Бесы в Париже - Картун Дерек (бесплатные книги полный формат TXT) 📗
Зато для адмирала это был темный лес. Словесные хитросплетения Хемминга если и доходили до него отчасти, то уж, во всяком случае, никакого впечатления не производили. Ведь они собираются решить одну из самых сложных задач этого сложного и жестокого мира: сокрушить коммунизм, так ведь? Этот обтекаемый Хемминг уже начал раздражать его. Что за нудный тип! Пора спрашивать напрямую, а он вопросов не задает, болтает себе. Адмирал решил задать их сам.
— Я бы хотел знать, господин министр, как поступят ваши люди, если по предварительным подсчетам окажется, что коммунисты получили преимущество?

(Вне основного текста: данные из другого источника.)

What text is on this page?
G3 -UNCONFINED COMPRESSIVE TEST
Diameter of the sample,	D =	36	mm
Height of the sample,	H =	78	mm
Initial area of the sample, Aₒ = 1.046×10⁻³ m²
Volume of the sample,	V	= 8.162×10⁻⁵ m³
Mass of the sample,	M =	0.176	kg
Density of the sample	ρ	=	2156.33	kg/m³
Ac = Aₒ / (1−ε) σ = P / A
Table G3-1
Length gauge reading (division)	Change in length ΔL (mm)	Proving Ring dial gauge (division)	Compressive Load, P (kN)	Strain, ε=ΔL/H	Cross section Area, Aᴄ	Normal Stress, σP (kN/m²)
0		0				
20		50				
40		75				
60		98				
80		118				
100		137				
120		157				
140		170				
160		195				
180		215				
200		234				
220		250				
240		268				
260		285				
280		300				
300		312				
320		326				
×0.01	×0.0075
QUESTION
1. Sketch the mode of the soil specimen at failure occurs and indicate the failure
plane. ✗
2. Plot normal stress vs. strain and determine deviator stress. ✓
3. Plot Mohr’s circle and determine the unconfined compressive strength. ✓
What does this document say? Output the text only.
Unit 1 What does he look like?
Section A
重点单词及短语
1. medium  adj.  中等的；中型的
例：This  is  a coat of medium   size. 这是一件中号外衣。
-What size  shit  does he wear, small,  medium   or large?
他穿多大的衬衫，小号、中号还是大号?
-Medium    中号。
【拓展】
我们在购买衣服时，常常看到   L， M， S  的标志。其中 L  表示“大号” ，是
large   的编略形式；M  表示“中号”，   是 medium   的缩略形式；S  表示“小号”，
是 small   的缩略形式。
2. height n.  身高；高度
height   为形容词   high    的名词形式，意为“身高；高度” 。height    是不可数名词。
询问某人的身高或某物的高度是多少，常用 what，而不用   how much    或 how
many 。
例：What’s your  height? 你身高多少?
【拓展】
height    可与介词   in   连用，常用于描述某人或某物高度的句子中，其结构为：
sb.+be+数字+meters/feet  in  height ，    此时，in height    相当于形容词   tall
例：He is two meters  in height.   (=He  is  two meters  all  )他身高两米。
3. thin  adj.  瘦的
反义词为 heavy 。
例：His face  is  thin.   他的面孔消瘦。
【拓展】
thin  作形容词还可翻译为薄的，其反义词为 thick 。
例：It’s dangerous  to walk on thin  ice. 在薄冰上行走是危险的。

— Это зависит от многих вещей, господин адмирал.
— От каких именно?
— Всего не предусмотришь. От общего настроения в стране, к примеру, а главным образом — от настроения тех, кто, с моей точки зрения, составляет истинную Францию, тех, кто всегда голосует против коммунистов и социалистов и кто, если судить здраво, является движущей силой нашего общества.
— А если как раз они и недовольны нынешним правительством? И настроены действовать против вас?
— Если эта ваша политическая гипотеза оправдается, то мы поступим соответственно новым обстоятельствам.
Адмирал недовольно заворчал. Все вокруг лукавят, не нравится ему это!
— Вот вы лично смогли бы проявить в таком случае решительность и употребить власть?
Амбруаз Пеллерен позволил себе изобразить удивление, брови его слегка приподнялись.
— Вряд ли я мог бы прямо сейчас, заранее, дать определенный ответ.
— То есть власть не употребите…
Наступила долгая пауза.
— Я этого не сказал.
— Так вы предпримете какие-то шаги, господин министр?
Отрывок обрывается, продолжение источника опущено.